Masytah Dyah Asti
Malang, 2 tahun lalu saat pohon-pohon meranggas
Sinar
matahari di penghujung hari mengemas warna cemerlang di langit barat. Asap-asap
kendaraan masih mengepul, mengganggu pernapasan masuk hingga ke alveolus paru. Para
pedangang asongan menghamburi jalan raya dengan tujuan mulia: mencari nafkah. Lengkingan
klakson saling gertak memekakkan telinga. Belum lagi para pengemis dan
gelandangan dengan pakaian khas mereka yang menambah kepiluan hanya dengan
melihatnya. Kini, udara mengawini asap kendaraan, bau badan pengasong, pengemis
dan gelandangan. Semua ini adalah pemandangan lazim kemacetan ibukota. Salman
menekan-nekan dahinya. Penat nian pikirannya setelah perbincangan di rumah tadi.
Entah apa bisa disebut perbincangan. Nyatanya Salman yang sebagai “tersangka
utama” lebih banyak diam.
“Masih belum rampung,
Man?” tanya Bapak Salman sembari membolak-balik koran.
“Belum Pak” Salman nyengir
“Teman sebangkumu waktu
SMA, si Faris, sudah kerja di kantor
Bupati. Kamu kapan lulusnya, Man?” nada bicara Bapak terdengar lebih seperti
keluhan daripada pertanyaan.
“Dari zaman Jepang kok ngerjakan
skripsi terus.
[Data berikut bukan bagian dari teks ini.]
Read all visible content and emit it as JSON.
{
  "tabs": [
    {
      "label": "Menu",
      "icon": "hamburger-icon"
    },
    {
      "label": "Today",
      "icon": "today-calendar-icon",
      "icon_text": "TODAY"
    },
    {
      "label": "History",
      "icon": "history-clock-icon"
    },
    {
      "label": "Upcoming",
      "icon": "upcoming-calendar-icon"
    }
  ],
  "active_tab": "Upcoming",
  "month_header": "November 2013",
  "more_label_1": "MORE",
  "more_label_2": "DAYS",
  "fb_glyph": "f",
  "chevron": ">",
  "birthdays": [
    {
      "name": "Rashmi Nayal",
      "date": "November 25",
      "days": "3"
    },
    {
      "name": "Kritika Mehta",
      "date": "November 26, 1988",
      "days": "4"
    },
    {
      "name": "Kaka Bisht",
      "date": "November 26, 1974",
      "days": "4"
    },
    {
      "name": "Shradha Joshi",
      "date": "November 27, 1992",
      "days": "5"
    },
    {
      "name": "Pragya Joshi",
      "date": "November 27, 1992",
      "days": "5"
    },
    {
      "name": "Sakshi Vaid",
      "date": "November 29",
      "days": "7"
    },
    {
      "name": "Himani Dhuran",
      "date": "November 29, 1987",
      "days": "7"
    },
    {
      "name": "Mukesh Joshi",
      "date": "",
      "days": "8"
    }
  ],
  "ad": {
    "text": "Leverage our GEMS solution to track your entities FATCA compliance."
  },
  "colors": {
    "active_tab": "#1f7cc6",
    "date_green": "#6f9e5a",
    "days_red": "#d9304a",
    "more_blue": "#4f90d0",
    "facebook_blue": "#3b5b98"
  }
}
Sebenarnya skripsi itu berapa lembar toh Man?” Ibu yang sedang mengaduk teh ikut menimpali dengan logat
jawa medok yang terang-terangan
tak bisa ditutupi.
“Kamu itu sudah tua, harusnya
lebih serius!” Bang Fadli berusaha menunjukkan
kewibawaannya sebagai anak tertua tapi malah memperburuk suasana.
“Iya nih, Bang Salman
payah! Nia sampai lulus SMA, Abang belum lulus juga”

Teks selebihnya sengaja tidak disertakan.